Case Report

Two Siblings with Beta-Ketothiolase Deficiency: One Genetic Defect Two Different Pictures

10.4274/jpr.25338

  • Melis Demir Köse
  • Ebru Canda
  • Mehtap Kağnıcı
  • Rana İşgüder
  • Aycan Ünalp
  • Sema Kalkan Uçar
  • Luzy Bahr
  • Corinne Britschgi
  • Jörn Oliver Sass
  • Mahmut Çoker

Received Date: 05.01.2016 Accepted Date: 22.04.2016 J Pediatr Res 2016;3(2):113-116

Deficiency of mitochondrial acetoacetyl-coenzyme A thiolase T2 (methylacetoacetyl-coenzyme A thiolase, MAT) or β-ketothiolase is a rare autosomal recessive disorder that is characterized by ketoacidosis episodes. Outcomes vary from normal development to severe cognitive impairment or even death after an acute episode of ketoacidosis. The classical biochemical profile of T2 deficiency is a result of mutations in both alleles of the ACAT1 gene and comprises characteristic abnormalities in urinary organic acids and blood or plasma acylcarnitine profiles. In this study, we present two sibling cases with quite different clinical properties.

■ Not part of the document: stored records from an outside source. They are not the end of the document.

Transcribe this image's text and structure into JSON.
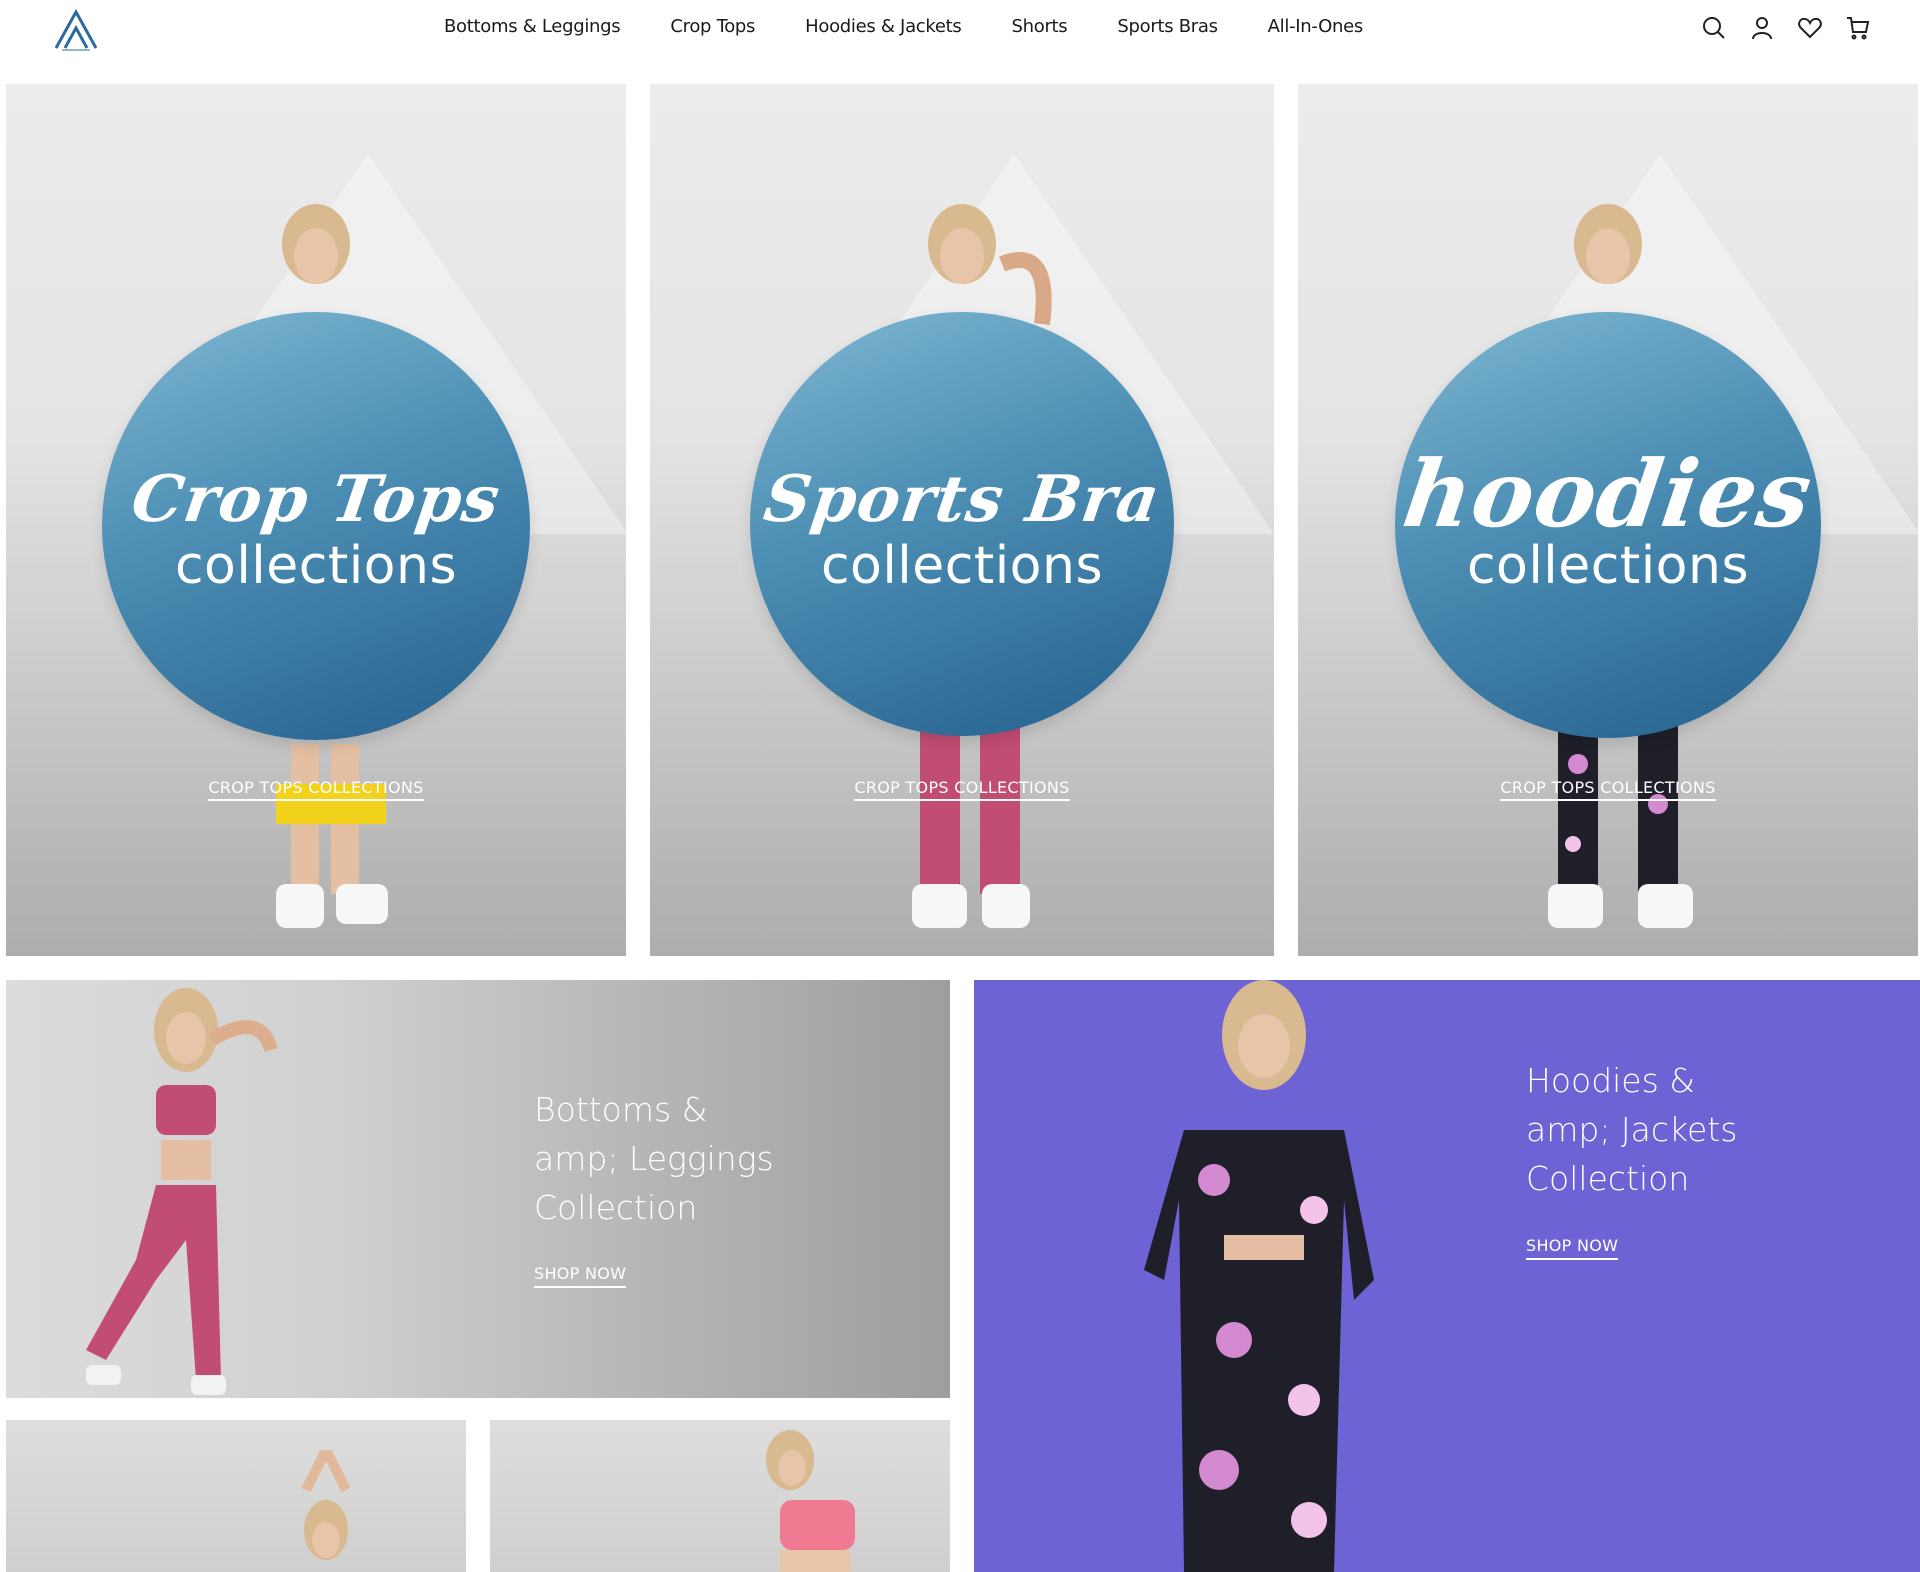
{
  "header": {
    "nav": [
      {
        "label": "Bottoms & Leggings"
      },
      {
        "label": "Crop Tops"
      },
      {
        "label": "Hoodies & Jackets"
      },
      {
        "label": "Shorts"
      },
      {
        "label": "Sports Bras"
      },
      {
        "label": "All-In-Ones"
      }
    ],
    "icons": [
      "search-icon",
      "account-icon",
      "wishlist-icon",
      "cart-icon"
    ]
  },
  "panels": [
    {
      "script": "Crop Tops",
      "sub": "collections",
      "cta": "CROP TOPS COLLECTIONS",
      "legging_color": "#f2d21a"
    },
    {
      "script": "Sports Bra",
      "sub": "collections",
      "cta": "CROP TOPS COLLECTIONS",
      "legging_color": "#c24d72"
    },
    {
      "script": "hoodies",
      "sub": "collections",
      "cta": "CROP TOPS COLLECTIONS",
      "legging_color": "#1f1f2a"
    }
  ],
  "banners": {
    "bottoms": {
      "lines": [
        "Bottoms &",
        "amp; Leggings",
        "Collection"
      ],
      "cta": "SHOP NOW"
    },
    "hoodies": {
      "lines": [
        "Hoodies &",
        "amp; Jackets",
        "Collection"
      ],
      "cta": "SHOP NOW",
      "bg": "#6d63d4"
    }
  },
  "colors": {
    "circle": "#3f82ad",
    "accent_purple": "#6d63d4"
  }
}
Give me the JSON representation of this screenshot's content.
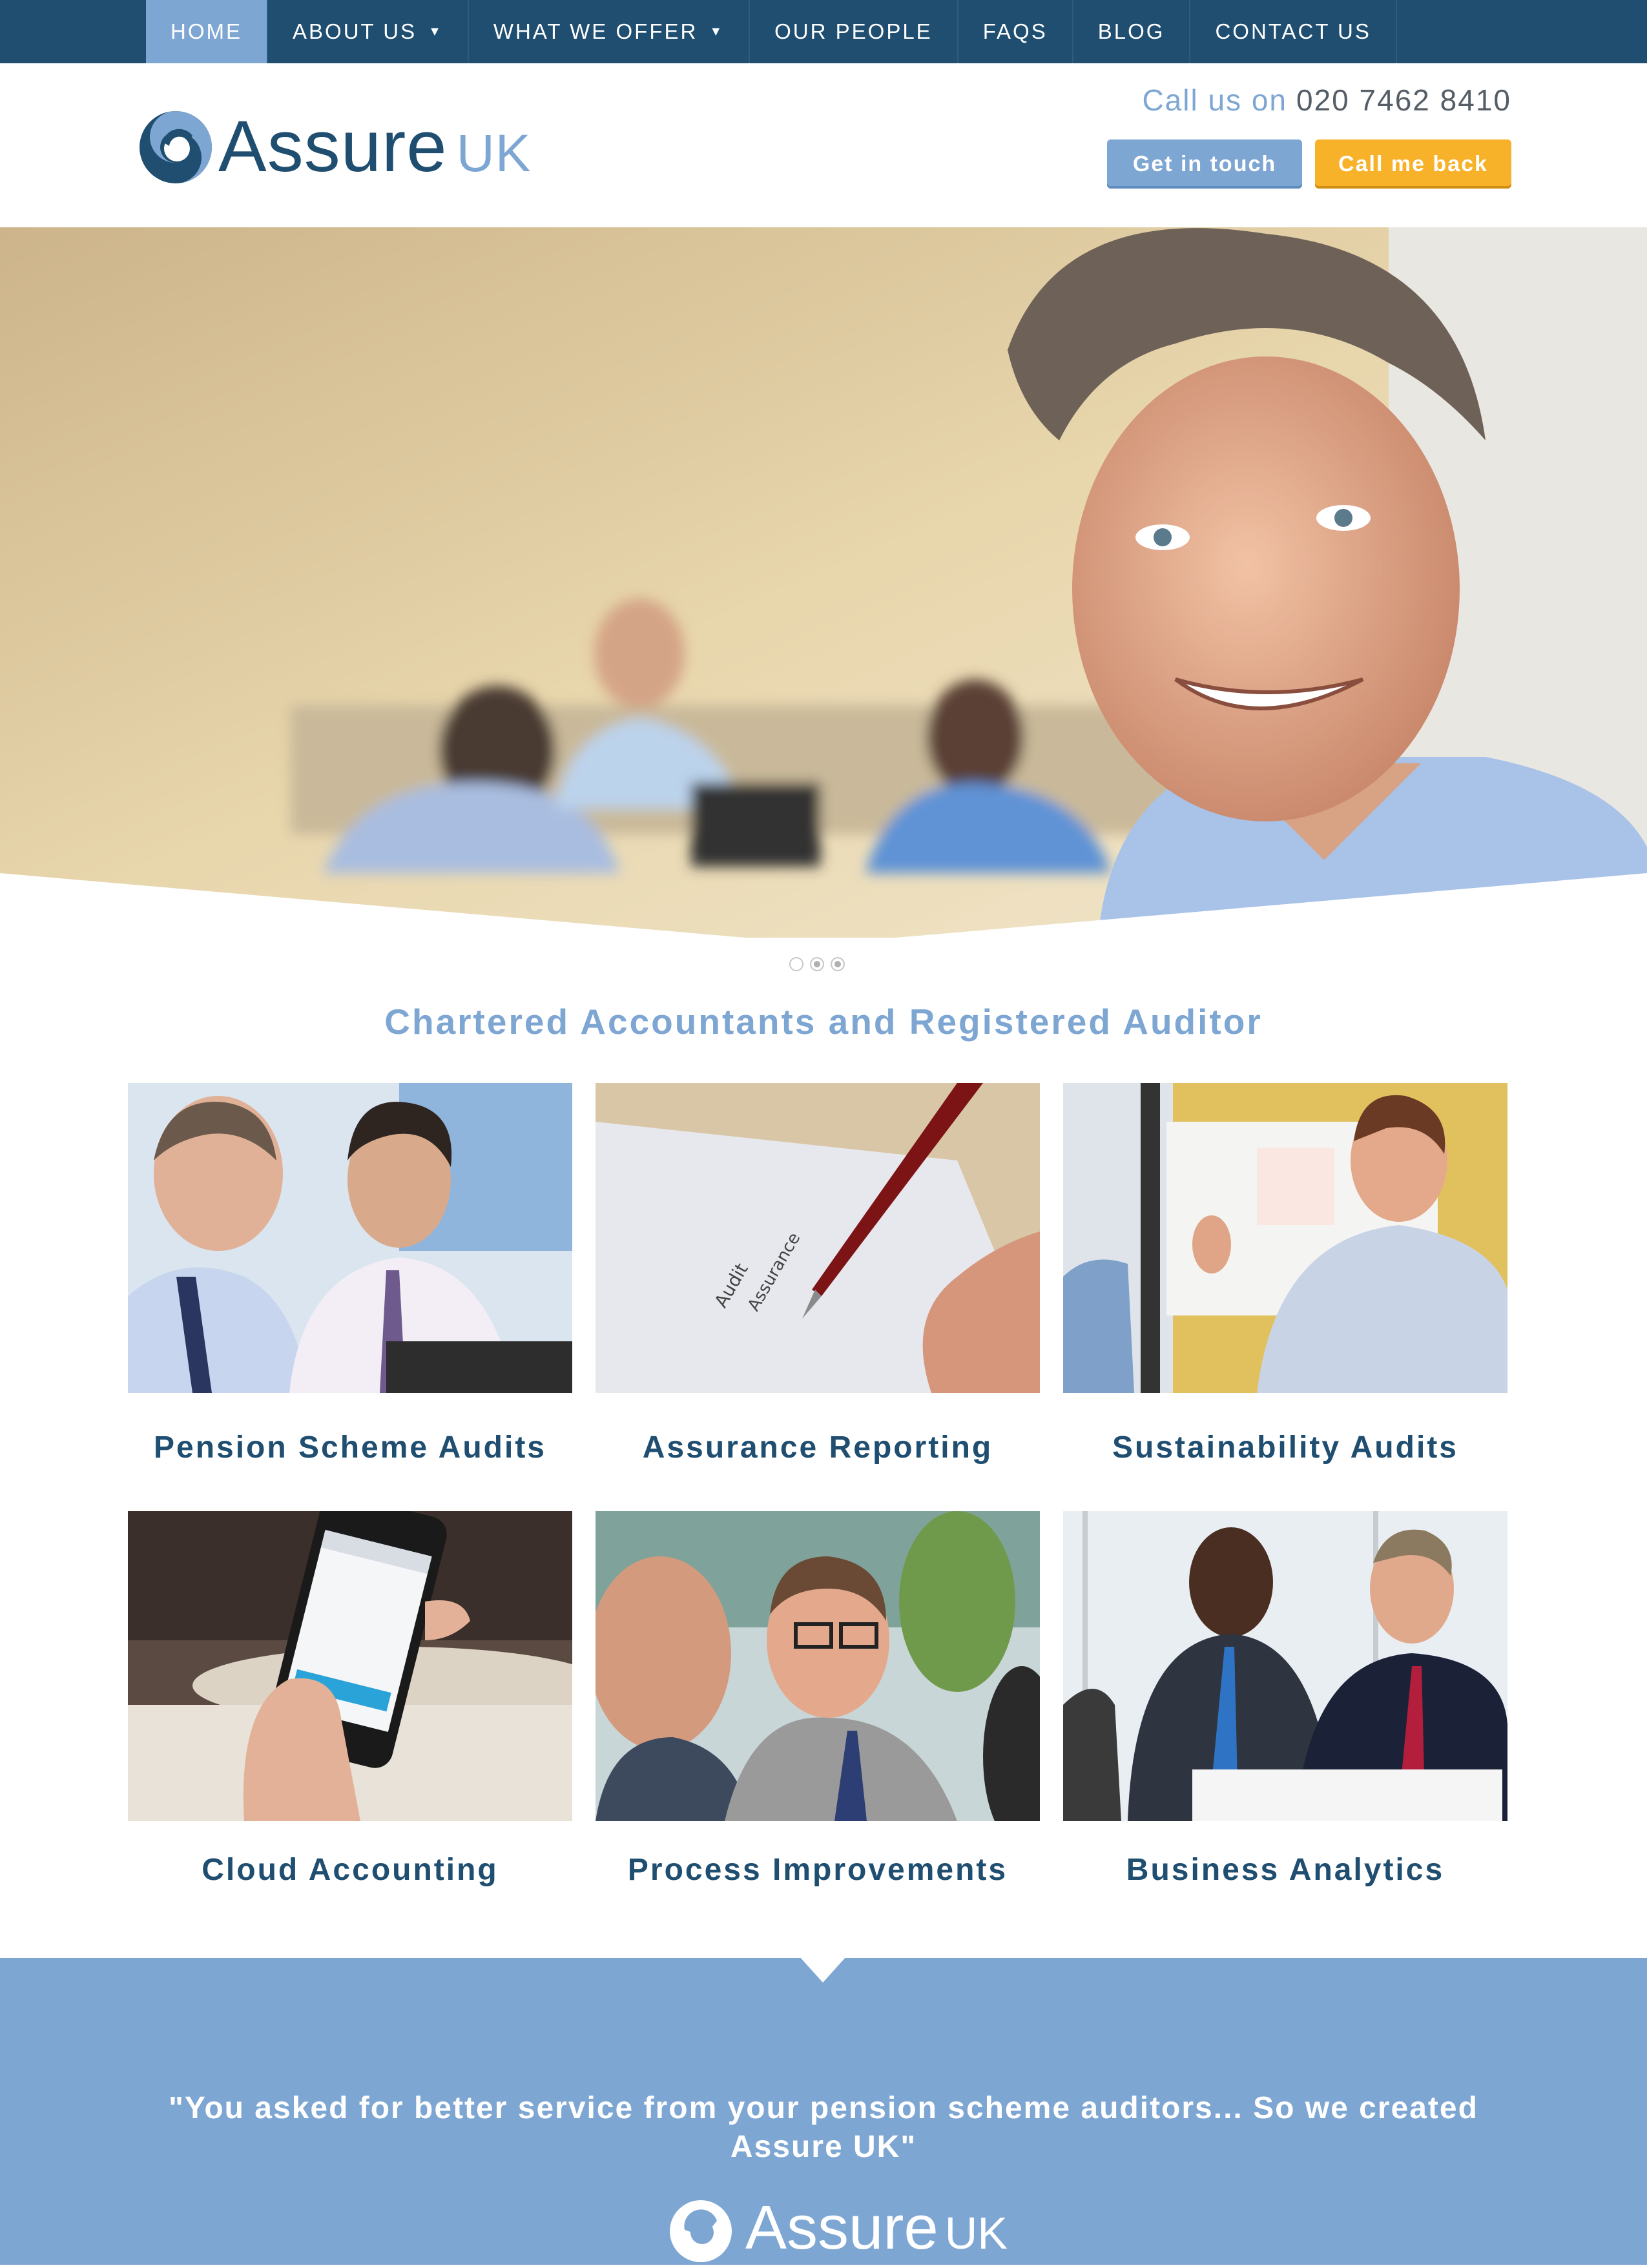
{
  "nav": {
    "items": [
      {
        "label": "HOME",
        "active": true,
        "dropdown": false
      },
      {
        "label": "ABOUT US",
        "active": false,
        "dropdown": true
      },
      {
        "label": "WHAT WE OFFER",
        "active": false,
        "dropdown": true
      },
      {
        "label": "OUR PEOPLE",
        "active": false,
        "dropdown": false
      },
      {
        "label": "FAQS",
        "active": false,
        "dropdown": false
      },
      {
        "label": "BLOG",
        "active": false,
        "dropdown": false
      },
      {
        "label": "CONTACT US",
        "active": false,
        "dropdown": false
      }
    ]
  },
  "header": {
    "logo_main": "Assure",
    "logo_suffix": "UK",
    "call_label": "Call us on",
    "call_number": "020 7462 8410",
    "get_in_touch_label": "Get in touch",
    "call_me_back_label": "Call me back"
  },
  "slider": {
    "dots": 3,
    "active_index": 1
  },
  "tagline": "Chartered Accountants and Registered Auditor",
  "services": [
    {
      "title": "Pension Scheme Audits"
    },
    {
      "title": "Assurance Reporting"
    },
    {
      "title": "Sustainability Audits"
    },
    {
      "title": "Cloud Accounting"
    },
    {
      "title": "Process Improvements"
    },
    {
      "title": "Business Analytics"
    }
  ],
  "quote": {
    "text": "\"You asked for better service from your pension scheme auditors... So we created Assure UK\""
  },
  "footer_logo": {
    "main": "Assure",
    "suffix": "UK"
  },
  "colors": {
    "navy": "#1f4e70",
    "light_blue": "#7ea6d3",
    "orange": "#f8b229"
  }
}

Keywords: ACAT1 gene, beta-ketothiolase deficiency, encephalopathy, hyperammonemia, lactic acidosis

Introduction

Mitochondrial acetoacetyl-coenzyme A (CoA) thiolase deficiency (T2D) or methylacetoacetyl-CoA thiolase deficiency (MATD), commonly known as β-ketothiolase deficiency, is an autosomal recessive disease. Approximately 100 patients have been identified since 1971 (1). This disorder affects the catabolism of isoleucine and the metabolism of ketone bodies, and is clinically characterized by intermittent ketoacidosis attacks with no clinical symptoms between episodes (except for possible consequences of previous metabolic decompensations). T2D patients usually show increased urinary excretion of 2-methyl-3-hydroxybutyrate, 2-methylacetoacetate and tiglylglycine, intermediates in isoleucine catabolism (2). T2D usually have a favorable outcome, but there is a risk of death and neurological sequel from an acute ketoacidosis episode (3). T2D is caused by mutations in the ACAT1 gene located on the chromosome 11q22.3-q23.1. This disease is very heterogeneous at the genotype level, with at least 70 different mutations described (4).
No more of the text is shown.